Judge Weinreb leads Vista’s Homeless Court in judicial robe and high-top Converse sneakers.
Every time Oceanside’s police chief appears at a community forum to speak with irate residents about the homeless, he makes it clear that his hands are tied. “We can no longer arrest people for being homeless.” Chief Frank McCoy points out that an appellate court decision in a case called Martin vs. the City of Boise ruled that cities can’t arrest or ticket people for being homeless.
The dirty little secret according to employee at an Oceanside-based homeless support program is that area homeless are still getting busted for existing inside a tent. “They give out tickets for illegal camping all the time,” says the staffer who declined to be named and who did not specify which agency is handing out the tickets.
Some homeless advocates say getting tickets for illegal camping is one of those ironic Catch 22s: the tickets demand they appear in court and pay a fine while they often have no transportation to get to court and no money to pay the fines if they do. Summons often go their last known address which is pointless. The compounded “failure to appears” multiply their hardship.
North County superior court judge Brad Weinreb says he is happy to help some people unravel their legal menageries. For the last 18 months he has overseen a monthly court session commonly known as Homeless Court.
Judge Weinreb showed up February 28 at a meeting room on the Vista campus of North County Lifeline in a robe and high-top Converse Chuck Taylor sneakers. His smile and warm demeanor made it clear to the 40 defendants that this legal proceeding was not going to be harsh.
“We want to give you all a fresh start,” Judge Weinreb told the scofflaws who each had a collection of misdemeanors and infractions. He welcomed them to his court with a reminder that the worse thing they could do going forward was to not show up for court. “We can’t work to help you if you don’t bother to show up.”
He explained how this monthly session helps brings the court to the people who find it hard to make it to the main court facility on Melrose Drive in Vista. The Homeless Court session includes the judge, a clerk, two bailiffs, a public defender and a representative of the district attorney’s office. The North County Homeless Court has been in operation since 2005. The San Diego program has been active since 1979.
Each defendant gets only one get-out-jail-free-card: You can only attend Homeless Court once. The participants must either be truly homeless or be facing extreme financial need.
Even though Homeless Court sessions are public hearings, public defender Terri Peters asked that photos not be taken and the names of the defendants not be published.
Peters introduced each defendant, telling the judge how they were now working at a bakery or a gas station or that they had “eight-a-half months sobriety.”
One of the defendants awarded a clean slate was brought to the court by Dad’s Club, a Vista program dedicated to helping young fathers support their children and themselves. “He has been working as a painter and has been dealing with his anger issues,” explains defender Peters.
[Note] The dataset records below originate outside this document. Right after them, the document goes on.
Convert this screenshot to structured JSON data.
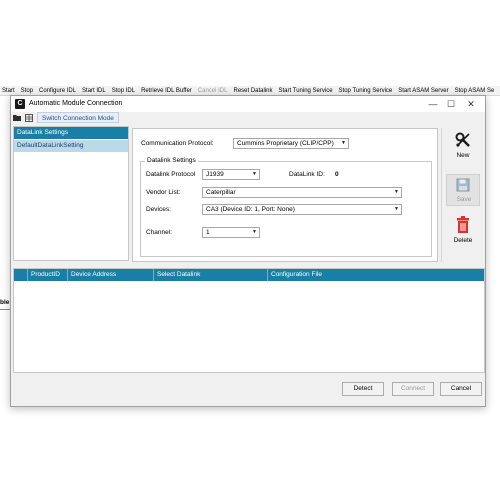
{
  "background": {
    "menu_items": [
      "Start",
      "Stop",
      "Configure IDL",
      "Start IDL",
      "Stop IDL",
      "Retrieve IDL Buffer",
      "Cancel IDL",
      "Reset Datalink",
      "Start Tuning Service",
      "Stop Tuning Service",
      "Start ASAM Server",
      "Stop ASAM Se"
    ],
    "menu_disabled": [
      false,
      false,
      false,
      false,
      false,
      false,
      true,
      false,
      false,
      false,
      false,
      false
    ],
    "left_text": "ble"
  },
  "window": {
    "title": "Automatic Module Connection",
    "minimize": "—",
    "maximize": "☐",
    "close": "✕"
  },
  "toolbar": {
    "switch_label": "Switch Connection Mode"
  },
  "left_panel": {
    "header": "DataLink Settings",
    "items": [
      "DefaultDataLinkSetting"
    ]
  },
  "settings": {
    "protocol_label": "Communication Protocol:",
    "protocol_value": "Cummins Proprietary (CLIP/CPP)",
    "group_title": "Datalink Settings",
    "datalink_protocol_label": "Datalink Protocol",
    "datalink_protocol_value": "J1939",
    "datalink_id_label": "DataLink ID:",
    "datalink_id_value": "0",
    "vendor_label": "Vendor List:",
    "vendor_value": "Caterpillar",
    "devices_label": "Devices:",
    "devices_value": "CA3 (Device ID: 1, Port: None)",
    "channel_label": "Channel:",
    "channel_value": "1"
  },
  "actions": {
    "new_label": "New",
    "save_label": "Save",
    "delete_label": "Delete"
  },
  "table": {
    "columns": [
      "ProductID",
      "Device Address",
      "Select Datalink",
      "Configuration File"
    ],
    "rows": []
  },
  "buttons": {
    "detect": "Detect",
    "connect": "Connect",
    "cancel": "Cancel"
  },
  "colors": {
    "header_blue": "#1a7fa7",
    "selected_item": "#bcd9ea",
    "delete_red": "#d9342b"
  }
}
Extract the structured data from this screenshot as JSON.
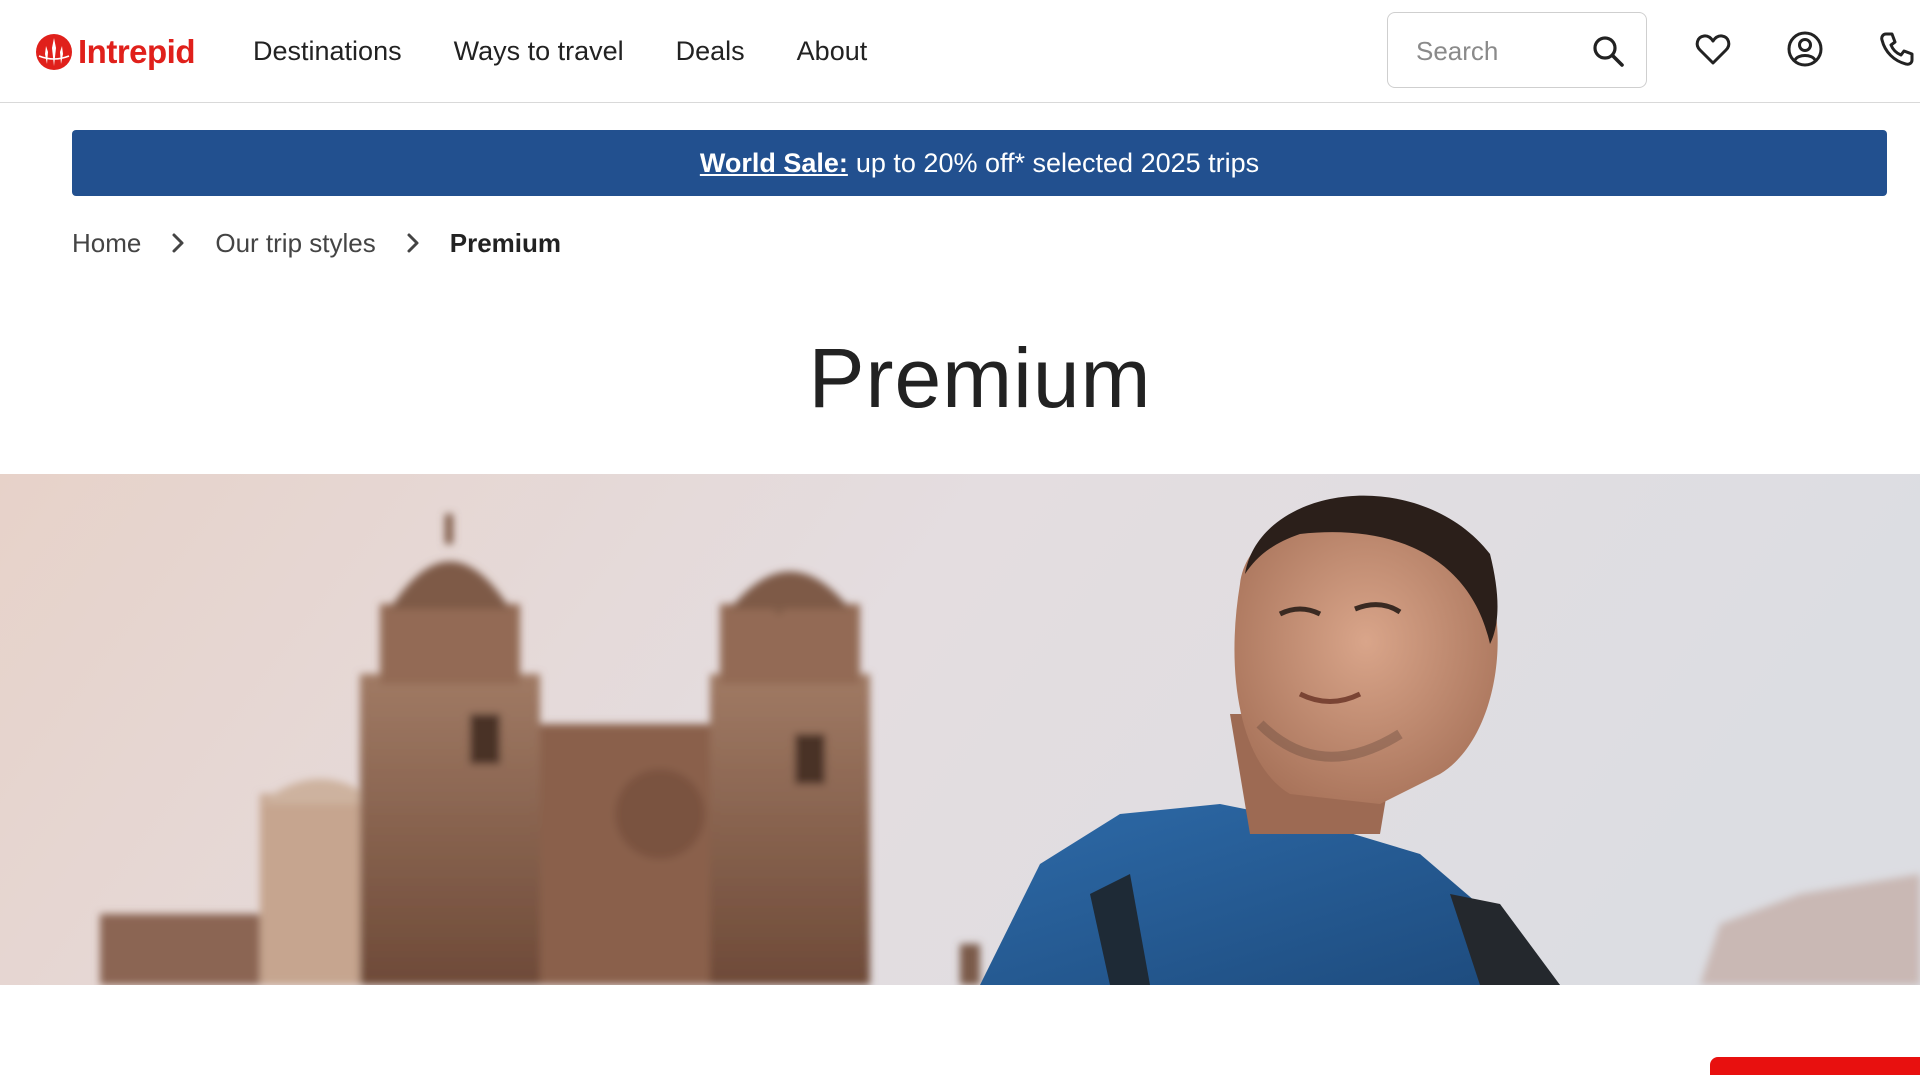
{
  "brand": {
    "name": "Intrepid",
    "color": "#e0201b"
  },
  "nav": {
    "items": [
      {
        "label": "Destinations"
      },
      {
        "label": "Ways to travel"
      },
      {
        "label": "Deals"
      },
      {
        "label": "About"
      }
    ]
  },
  "search": {
    "placeholder": "Search"
  },
  "header_icons": [
    "search-icon",
    "heart-icon",
    "account-icon",
    "phone-icon"
  ],
  "promo": {
    "link_label": "World Sale:",
    "text": "up to 20% off* selected 2025 trips",
    "background": "#22508f"
  },
  "breadcrumb": {
    "items": [
      {
        "label": "Home"
      },
      {
        "label": "Our trip styles"
      }
    ],
    "current": "Premium"
  },
  "page": {
    "title": "Premium"
  }
}
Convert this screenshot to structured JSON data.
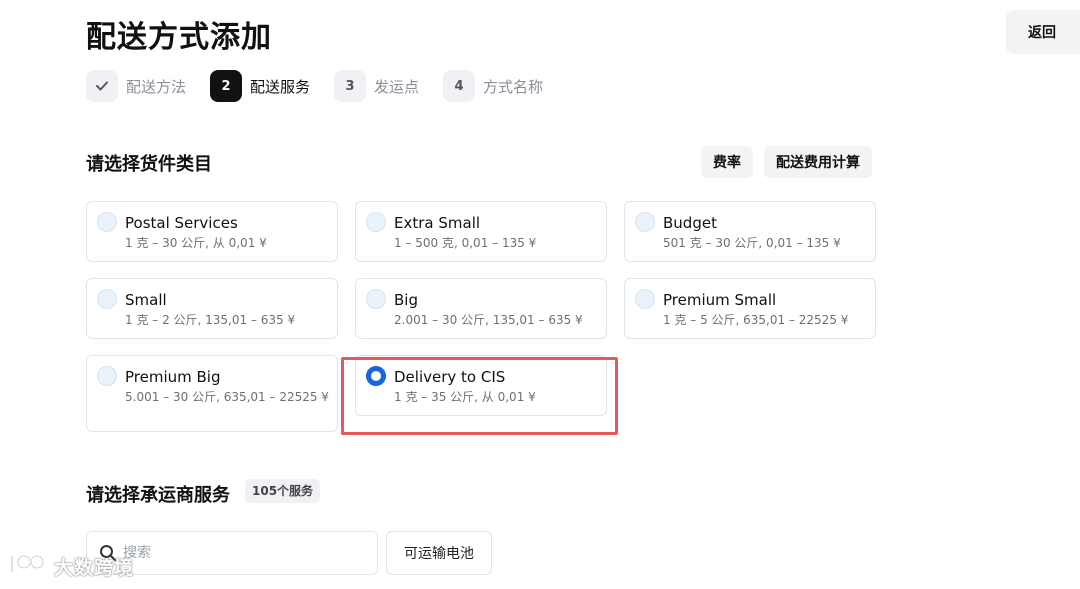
{
  "header": {
    "title": "配送方式添加",
    "back_label": "返回"
  },
  "steps": [
    {
      "badge": "",
      "label": "配送方法",
      "state": "done"
    },
    {
      "badge": "2",
      "label": "配送服务",
      "state": "active"
    },
    {
      "badge": "3",
      "label": "发运点",
      "state": "pending"
    },
    {
      "badge": "4",
      "label": "方式名称",
      "state": "pending"
    }
  ],
  "category_section": {
    "title": "请选择货件类目",
    "rate_button": "费率",
    "calc_button": "配送费用计算",
    "cards": [
      {
        "name": "Postal Services",
        "desc": "1 克 – 30 公斤, 从 0,01 ¥",
        "selected": false
      },
      {
        "name": "Extra Small",
        "desc": "1 – 500 克, 0,01 – 135 ¥",
        "selected": false
      },
      {
        "name": "Budget",
        "desc": "501 克 – 30 公斤, 0,01 – 135 ¥",
        "selected": false
      },
      {
        "name": "Small",
        "desc": "1 克 – 2 公斤, 135,01 – 635 ¥",
        "selected": false
      },
      {
        "name": "Big",
        "desc": "2.001 – 30 公斤, 135,01 – 635 ¥",
        "selected": false
      },
      {
        "name": "Premium Small",
        "desc": "1 克 – 5 公斤, 635,01 – 22525 ¥",
        "selected": false
      },
      {
        "name": "Premium Big",
        "desc": "5.001 – 30 公斤, 635,01 – 22525 ¥",
        "selected": false
      },
      {
        "name": "Delivery to CIS",
        "desc": "1 克 – 35 公斤, 从 0,01 ¥",
        "selected": true
      }
    ]
  },
  "carrier_section": {
    "title": "请选择承运商服务",
    "count_badge": "105个服务",
    "search_placeholder": "搜索",
    "battery_button": "可运输电池"
  },
  "watermark": {
    "text": "大数跨境"
  },
  "colors": {
    "accent": "#1564e0",
    "highlight": "#e85a5a",
    "step_active": "#111111"
  }
}
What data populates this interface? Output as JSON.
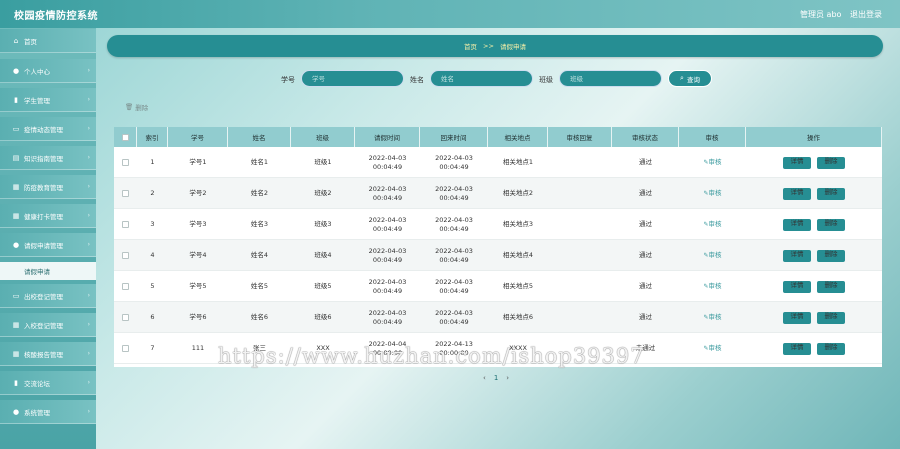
{
  "app": {
    "title": "校园疫情防控系统",
    "admin_label": "管理员 abo",
    "logout_label": "退出登录"
  },
  "sidebar": {
    "items": [
      {
        "label": "首页",
        "icon": "home-icon",
        "glyph": "⌂"
      },
      {
        "label": "个人中心",
        "icon": "user-icon",
        "glyph": "●"
      },
      {
        "label": "学生管理",
        "icon": "chart-icon",
        "glyph": "▮"
      },
      {
        "label": "疫情动态管理",
        "icon": "monitor-icon",
        "glyph": "▭"
      },
      {
        "label": "知识指南管理",
        "icon": "doc-icon",
        "glyph": "▤"
      },
      {
        "label": "防疫教育管理",
        "icon": "calendar-icon",
        "glyph": "▦"
      },
      {
        "label": "健康打卡管理",
        "icon": "grid-icon",
        "glyph": "▦"
      },
      {
        "label": "请假申请管理",
        "icon": "user-icon",
        "glyph": "●"
      },
      {
        "label": "出校登记管理",
        "icon": "monitor-icon",
        "glyph": "▭"
      },
      {
        "label": "入校登记管理",
        "icon": "grid-icon",
        "glyph": "▦"
      },
      {
        "label": "核酸报告管理",
        "icon": "grid-icon",
        "glyph": "▦"
      },
      {
        "label": "交流论坛",
        "icon": "chart-icon",
        "glyph": "▮"
      },
      {
        "label": "系统管理",
        "icon": "bulb-icon",
        "glyph": "●"
      }
    ],
    "active_sub": "请假申请"
  },
  "breadcrumb": {
    "home": "首页",
    "sep": ">>",
    "current": "请假申请"
  },
  "filters": {
    "student_no_label": "学号",
    "student_no_placeholder": "学号",
    "name_label": "姓名",
    "name_placeholder": "姓名",
    "class_label": "班级",
    "class_placeholder": "班级",
    "query_label": "查询",
    "delete_label": "删除"
  },
  "table": {
    "headers": [
      "索引",
      "学号",
      "姓名",
      "班级",
      "请假时间",
      "回来时间",
      "相关地点",
      "审核回复",
      "审核状态",
      "审核",
      "操作"
    ],
    "rows": [
      {
        "idx": "1",
        "no": "学号1",
        "name": "姓名1",
        "cls": "班级1",
        "leave": "2022-04-03 00:04:49",
        "back": "2022-04-03 00:04:49",
        "place": "相关地点1",
        "reply": "",
        "status": "通过",
        "audit": "审核"
      },
      {
        "idx": "2",
        "no": "学号2",
        "name": "姓名2",
        "cls": "班级2",
        "leave": "2022-04-03 00:04:49",
        "back": "2022-04-03 00:04:49",
        "place": "相关地点2",
        "reply": "",
        "status": "通过",
        "audit": "审核"
      },
      {
        "idx": "3",
        "no": "学号3",
        "name": "姓名3",
        "cls": "班级3",
        "leave": "2022-04-03 00:04:49",
        "back": "2022-04-03 00:04:49",
        "place": "相关地点3",
        "reply": "",
        "status": "通过",
        "audit": "审核"
      },
      {
        "idx": "4",
        "no": "学号4",
        "name": "姓名4",
        "cls": "班级4",
        "leave": "2022-04-03 00:04:49",
        "back": "2022-04-03 00:04:49",
        "place": "相关地点4",
        "reply": "",
        "status": "通过",
        "audit": "审核"
      },
      {
        "idx": "5",
        "no": "学号5",
        "name": "姓名5",
        "cls": "班级5",
        "leave": "2022-04-03 00:04:49",
        "back": "2022-04-03 00:04:49",
        "place": "相关地点5",
        "reply": "",
        "status": "通过",
        "audit": "审核"
      },
      {
        "idx": "6",
        "no": "学号6",
        "name": "姓名6",
        "cls": "班级6",
        "leave": "2022-04-03 00:04:49",
        "back": "2022-04-03 00:04:49",
        "place": "相关地点6",
        "reply": "",
        "status": "通过",
        "audit": "审核"
      },
      {
        "idx": "7",
        "no": "111",
        "name": "张三",
        "cls": "XXX",
        "leave": "2022-04-04 00:00:00",
        "back": "2022-04-13 00:00:00",
        "place": "XXXX",
        "reply": "",
        "status": "未通过",
        "audit": "审核"
      }
    ],
    "detail_label": "详情",
    "delete_label": "删除"
  },
  "pager": {
    "prev": "‹",
    "current": "1",
    "next": "›"
  },
  "watermark": "https://www.huzhan.com/ishop39397",
  "colors": {
    "primary": "#268e93",
    "header": "#91cccf",
    "crumb_text": "#f7f0a8"
  }
}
In order to participate in Homeless Court, one must be presented by a non-profit organization which has vetted you and can vouch that you are willing to show up and participate in case management programs. Those programs, like Green Oak Ranch, Amity, Interfaith Community Services, Casa Rafael or North County Center For Change, each sends a staffer who stands with the defendant in front of Judge Weinreb. Each defendant writes a letter to the court explaining their desire for a chance to get legally untangled.
Judge Weinreb says he is thankful these serial minor offenders can get it together. “The court recognizes your effort,” he says at the beginning of each trial.
Some of the participants left the room in tears including one woman who started going downhill after losing her mother, sister and significant other within one year. “Everyone died in her life,” explained one of her advocates.
Another older gentlemen who appeared as if he didn’t believe what just happened remarked while leaving: “I’m glad they handed this instead of a ticket.” Each person who leaves Homeless Court gets a statement prepared by the clerk and signed by the judge that indicates the warrants have been taken back and the fines forgiven should they be stopped by a police officer before their newly cleaned-up status appears on the court’s computer system. Defendants can now avoid getting their wages garnished and can now get their driver’s license back.
Some of those purged of fines included those who were repeatedly cited for not having paid fare on public transit.
A previous tale told in Homeless Court included how someone lost his car by turning right on a red light. “This was one of the intersections where it says you can’t turn on a red,” says one court participant. “He couldn’t afford to pay the ticket which led to a bench warrant which led to a suspended license. When he was pulled over for driving without a license, they towed his car.” While Homeless Court helped him erase the tickets, the man never got his car back.
Surprisingly, about a third of the Homeless Court participants involved those who were physically or mentally impaired. One lady had a stroke and was confined to a wheelchair.
The North County Homeless Court is held the last Friday morning of every month. The next one is April 24 at North County Lifeline. The March session was postponed due to the annual Stand Down event that will focus only on veterans.